On rznevada this fails. While ATS can run jobs one after another (using the --sequential command line option), when two or more jobs are started concurrently, the jobs fail with
srun --exclusive --mpibind=off --distribution=block --nodes=1-2 --cpus-per-task=1 --ntasks=2
0: Fri Jul 23 10:59:54 2021: [PE_0]:inet_listen_socket_setup:inet_setup_listen_socket: bind failed port 1371 listen_sock = 3 Address already in use
0: Fri Jul 23 10:59:54 2021: [PE_0]:_pmi_inet_listen_socket_setup:socket setup failed
0: Fri Jul 23 10:59:54 2021: [PE_0]:_pmi_init:_pmi_inet_listen_socket_setup (full) returned -1
1: Fri Jul 23 10:59:54 2021: [PE_1]:inet_listen_socket_setup:inet_setup_listen_socket: bind failed port 1371 listen_sock = 3 Address already in use
1: Fri Jul 23 10:59:54 2021: [PE_1]:_pmi_inet_listen_socket_setup:socket setup failed
1: Fri Jul 23 10:59:54 2021: [PE_1]:_pmi_init:_pmi_inet_listen_socket_setup (full) returned -1
OK, able to reproduce outside of ATS with my 'mpi' test app.

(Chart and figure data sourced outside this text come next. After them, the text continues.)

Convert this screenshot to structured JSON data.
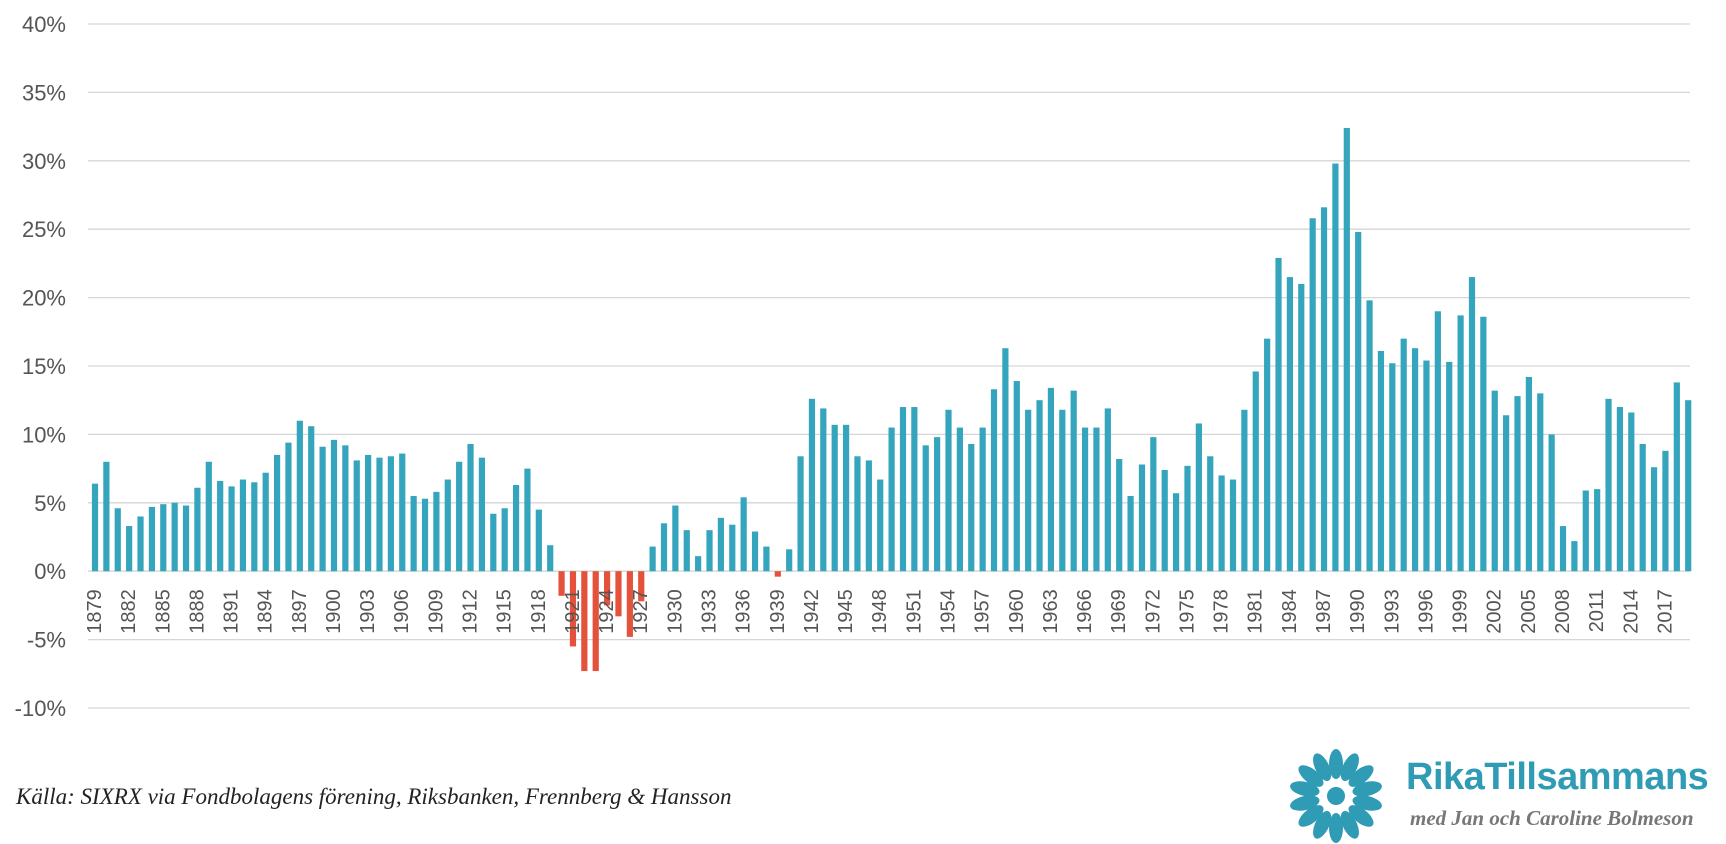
{
  "chart_data": {
    "type": "bar",
    "title": "",
    "xlabel": "",
    "ylabel": "",
    "ylim": [
      -10,
      40
    ],
    "yticks": [
      40,
      35,
      30,
      25,
      20,
      15,
      10,
      5,
      0,
      -5,
      -10
    ],
    "ytick_suffix": "%",
    "grid": true,
    "legend": "none",
    "positive_color": "#35a5bd",
    "negative_color": "#e4523b",
    "start_year": 1879,
    "label_step": 3,
    "values": [
      6.4,
      8.0,
      4.6,
      3.3,
      4.0,
      4.7,
      4.9,
      5.0,
      4.8,
      6.1,
      8.0,
      6.6,
      6.2,
      6.7,
      6.5,
      7.2,
      8.5,
      9.4,
      11.0,
      10.6,
      9.1,
      9.6,
      9.2,
      8.1,
      8.5,
      8.3,
      8.4,
      8.6,
      5.5,
      5.3,
      5.8,
      6.7,
      8.0,
      9.3,
      8.3,
      4.2,
      4.6,
      6.3,
      7.5,
      4.5,
      1.9,
      -1.8,
      -5.5,
      -7.3,
      -7.3,
      -2.5,
      -3.3,
      -4.8,
      -2.2,
      1.8,
      3.5,
      4.8,
      3.0,
      1.1,
      3.0,
      3.9,
      3.4,
      5.4,
      2.9,
      1.8,
      -0.4,
      1.6,
      8.4,
      12.6,
      11.9,
      10.7,
      10.7,
      8.4,
      8.1,
      6.7,
      10.5,
      12.0,
      12.0,
      9.2,
      9.8,
      11.8,
      10.5,
      9.3,
      10.5,
      13.3,
      16.3,
      13.9,
      11.8,
      12.5,
      13.4,
      11.8,
      13.2,
      10.5,
      10.5,
      11.9,
      8.2,
      5.5,
      7.8,
      9.8,
      7.4,
      5.7,
      7.7,
      10.8,
      8.4,
      7.0,
      6.7,
      11.8,
      14.6,
      17.0,
      22.9,
      21.5,
      21.0,
      25.8,
      26.6,
      29.8,
      32.4,
      24.8,
      19.8,
      16.1,
      15.2,
      17.0,
      16.3,
      15.4,
      19.0,
      15.3,
      18.7,
      21.5,
      18.6,
      13.2,
      11.4,
      12.8,
      14.2,
      13.0,
      10.0,
      3.3,
      2.2,
      5.9,
      6.0,
      12.6,
      12.0,
      11.6,
      9.3,
      7.6,
      8.8,
      13.8,
      12.5
    ]
  },
  "source_note": "Källa: SIXRX via Fondbolagens förening, Riksbanken, Frennberg & Hansson",
  "logo": {
    "brand_name": "RikaTillsammans",
    "tagline": "med Jan och Caroline Bolmeson",
    "brand_color": "#2f9bb5",
    "tagline_color": "#777777"
  }
}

Allocated 2 nodes (62 cpus each node) and when I ran this, hit the same issue
srun --exclusive --mpibind=off --nodes=1-2 --ntasks=32 --cpus-per-task=1 ./a.out job1 &
srun --exclusive --mpibind=off --nodes=1-2 --ntasks=32 --cpus-per-task=1 ./a.out job2 &
If I leave off the --exclusive option then this does run, but the jobs queue up and effectively run sequentiall.